Yang tak kalah mengkhawatirkan, represi berupa kriminalisasi terhadap masyarakat juga meningkat tajam. Sepanjang 2022, sedikitnya 471 orang—baik warga yang menuntut haknya maupun para pegiat agraria—dikriminalisasi. Angka ini melampaui jumlah kasus kriminalisasi di tengah konflik agraria sepanjang 2020 dan 2021 yang dialami 270 orang.
“Di antara kasus-kasus itu, misalnya, dialami warga penolak rencana tambang batu andesit di Desa Wadas, juga penolak kebijakan Kawasan Wisata Taman Nasional Komodo di Labuan Bajo,” kata Dewi. “Praktik penanganan yang represif ini memperkeruh situasi di lapangan.”
Menurut Ketua Komisioner Komisi Nasional Hak Asasi Manusia, Atnike Nova Sigiro, lembaganya telah menjadikan isu konflik agraria sebagai salah satu prioritas kerja 2022-2027. Sejauh ini, kata dia, aduan tentang masalah konflik agraria merupakan yang terbanyak kedua setelah kekerasan aparat. “Dan sangat mungkin kekerasan itu juga berhubungan dengan masalah pertanahan,” kata Atnike.
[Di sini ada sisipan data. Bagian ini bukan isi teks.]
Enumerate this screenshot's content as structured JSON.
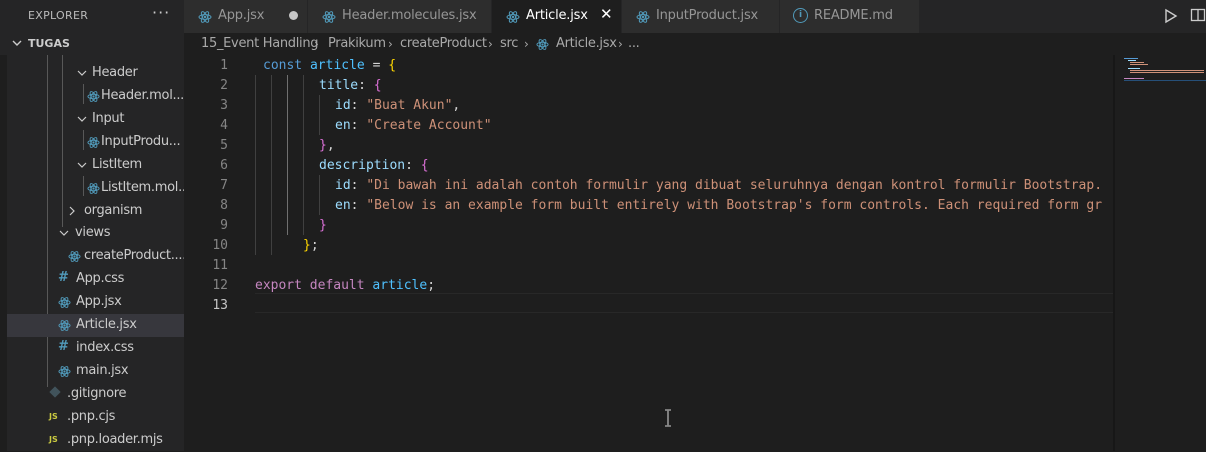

Atnike memastikan Komnas HAM akan menggunakan kewenangannya untuk mencegah berlanjutnya bentuk-bentuk pelanggaran hak asasi manusia dalam penyelesaian konflik agraria. “Itu sebabnya kami juga telah membentuk satuan tugas khusus untuk memantau persoalan ini,” ujarnya. (TEM)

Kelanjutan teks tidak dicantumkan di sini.